Open arr28 opened 10 years ago
Design ramblings
Also consider whether the score for a move should be rounded up to the highest score for any move that's within 1 standard deviation (say) of the chosen move. Thus, if the raw scores were 49.9, 49.9, 49.9, 50.1, 50.1, 50.1 (as they might well be for an early move in Hex, Breakthrough, etc.), you wouldn't get a normalised score of 0 just for choosing one of the first 3 options.

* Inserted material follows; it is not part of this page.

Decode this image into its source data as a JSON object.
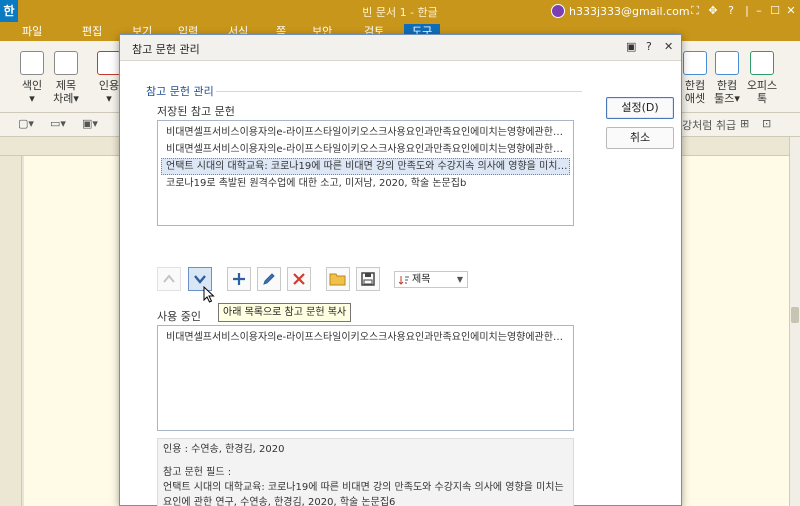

There is a complication here which means that just changing the bias between exploration and exploitation won't be sufficient. Specifically we also need to change how we handle complete nodes being propagated up the tree in light of opponent predictability. Canonically consider 3 player C4 where a line leads to a win for us next move. The node of the winning move itself will be complete (score 100 for us, 50 for the previous player, 0 for the third player). Suppose now the player before us (so the one considering the parent node) has a generally bad position, and indeed that every move EXCEPT letting us win lets the third player win. Because all children of that decision node are complete (for the deciding player our win has a score of 50, the others have a score of 0) the completeness propagation will mark IT as complete with the best choice (i.e. - the win for us). This will then propagate up again and end up looking like a determined win for us higher up the tree. However, if the player before us is irrational they may choose one of the other choices (that lead to the third player win). Consequently the completeness propagation also has (at least ideally) to be rationality-sensitive.
Yes, I don't really like the way we do completeness at the moment. I've already got an issue open for it (taking it from a slightly different angle, but I'll fold this in).
Initially, I'm going to ignore the interaction of predictability and completeness. I'm planning to take predictability first. At some later date I'll take completeness. We can then revisit and see if there's still a problem in this area.
For initializing opponent predictability / learning it across matches, the Tiltyard now gives additional information in GGP headers.
GGP-Match-Player-Count: 2
GGP-Match-Player-0: GreenShell
GGP-Match-Player-1: LabOne
Some opponents don't do what we expect them to do. This might be because they're much weaker than us (Random / most Coursera students) and are making poor moves, or because they're stronger and have seen a better move.
Either way, we can improve our play against such opponents by increasing the "exploitation" weight when evaluating nodes which are our opponent's choice.
(Currently we use a fixed weight in all opponent nodes, but we can do better than that by modelling opponent predictability.)